HOW DO YOU CHOOSE YOUR IDEAL IRON SHAFT WEIGHT?
Where do Ascending Mass shafts fit in?
Ascending mass shafts turn original shaft thinking from a few years ago on its head. The long iron shafts are lighter (where they used to be heavier) to help maximise speed and launch, while the shorter iron shafts are heavier to more closely match your wedges. Jason says: “You need to try them as they’re like Marmite; they can work for golfers who like the feel.”
How do I decide between graphite or steel?
Because graphite and steel iron shafts can now be made to similar weights, it generally comes down to dispersion. Graphite has more torque (twist) which can help some golfers square the face at impact.

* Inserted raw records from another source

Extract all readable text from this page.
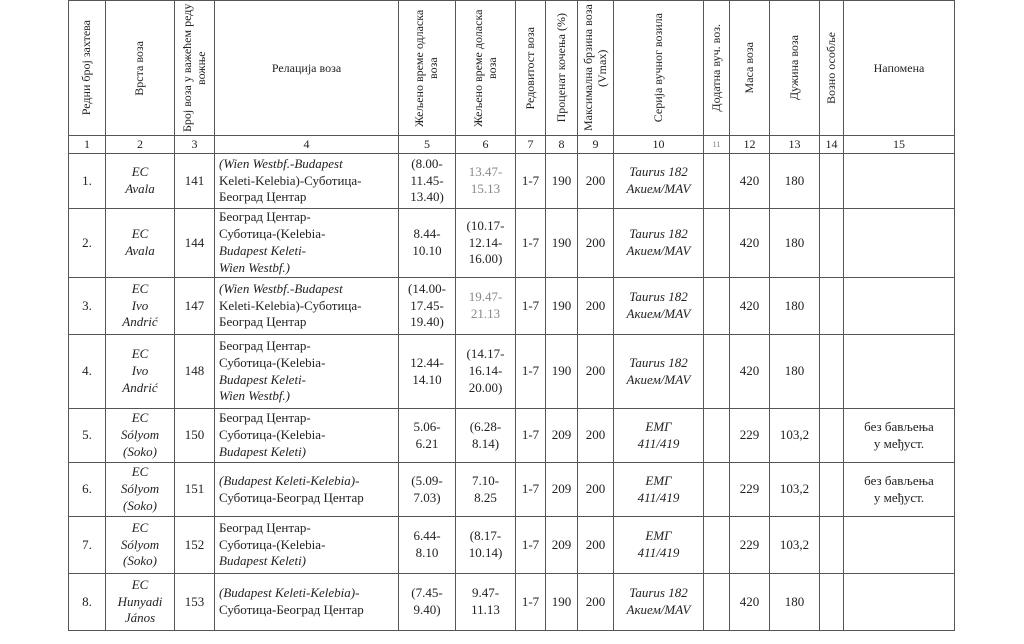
Редни број захтева	Врста воза	Број воза у важећем реду вожње	Релација воза	Жељено време одласка воза	Жељено време доласка воза	Редовитост воза	Проценат кочења (%)	Максимална брзина воза (Vmax)	Серија вучног возила	Додатна вуч. воз.	Маса воза	Дужина воза	Возно особље	Напомена
1	2	3	4	5	6	7	8	9	10	11	12	13	14	15
1.	EC
Avala	141	(Wien Westbf.-Budapest
Keleti-Kelebia)-Суботица-
Београд Центар	(8.00-
11.45-
13.40)	13.47-
15.13	1-7	190	200	Taurus 182
Акием/MAV		420	180		

2.	EC
Avala	144	Београд Центар-
Суботица-(Kelebia-
Budapest Keleti-
Wien Westbf.)	8.44-
10.10	(10.17-
12.14-
16.00)	1-7	190	200	Taurus 182
Акием/MAV		420	180		

3.	EC
Ivo
Andrić	147	(Wien Westbf.-Budapest
Keleti-Kelebia)-Суботица-
Београд Центар	(14.00-
17.45-
19.40)	19.47-
21.13	1-7	190	200	Taurus 182
Акием/MAV		420	180		

4.	EC
Ivo
Andrić	148	Београд Центар-
Суботица-(Kelebia-
Budapest Keleti-
Wien Westbf.)	12.44-
14.10	(14.17-
16.14-
20.00)	1-7	190	200	Taurus 182
Акием/MAV		420	180		

5.	EC
Sólyom
(Soko)	150	Београд Центар-
Суботица-(Kelebia-
Budapest Keleti)	5.06-
6.21	(6.28-
8.14)	1-7	209	200	ЕМГ
411/419		229	103,2		без бављења
у међуст.

6.	EC
Sólyom
(Soko)	151	(Budapest Keleti-Kelebia)-
Суботица-Београд Центар	(5.09-
7.03)	7.10-
8.25	1-7	209	200	ЕМГ
411/419		229	103,2		без бављења
у међуст.

7.	EC
Sólyom
(Soko)	152	Београд Центар-
Суботица-(Kelebia-
Budapest Keleti)	6.44-
8.10	(8.17-
10.14)	1-7	209	200	ЕМГ
411/419		229	103,2		

8.	EC
Hunyadi
János	153	(Budapest Keleti-Kelebia)-
Суботица-Београд Центар	(7.45-
9.40)	9.47-
11.13	1-7	190	200	Taurus 182
Акием/MAV		420	180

If I use a light shaft in my driver, should I play lightweight iron shafts?
Not necessarily. It’s important to treat both driver and iron shafts as individuals. For instance, PGA Tour winner Gary Woodland has a 55g difference between his driver and iron shafts, whereas Matt Kuchar is closer to 30g. Never assume, go through the fitting process – data doesn’t lie.
What should I do if I’m caught between regular and stiff flexes.
Macniven says: “Go for the softer flex because it’s easier to shift. Look at it like an engine – if you’re constantly driving on the red line, the engine is going to blow at some time. It’s the same for a golf swing. You don’t want to feel like you have to swing at 110% every time to get a decent result.”
As you age you lose club speed each year.
Golfers are getting older, and once you get over 60 you typically lose about 0.5mph of club speed per year. That’s without taking into account whether you’ve kept up your fitness or had injuries. So if you haven’t been fitted for five years you could easily have dropped 2.5mph of speed, which is hugely significant.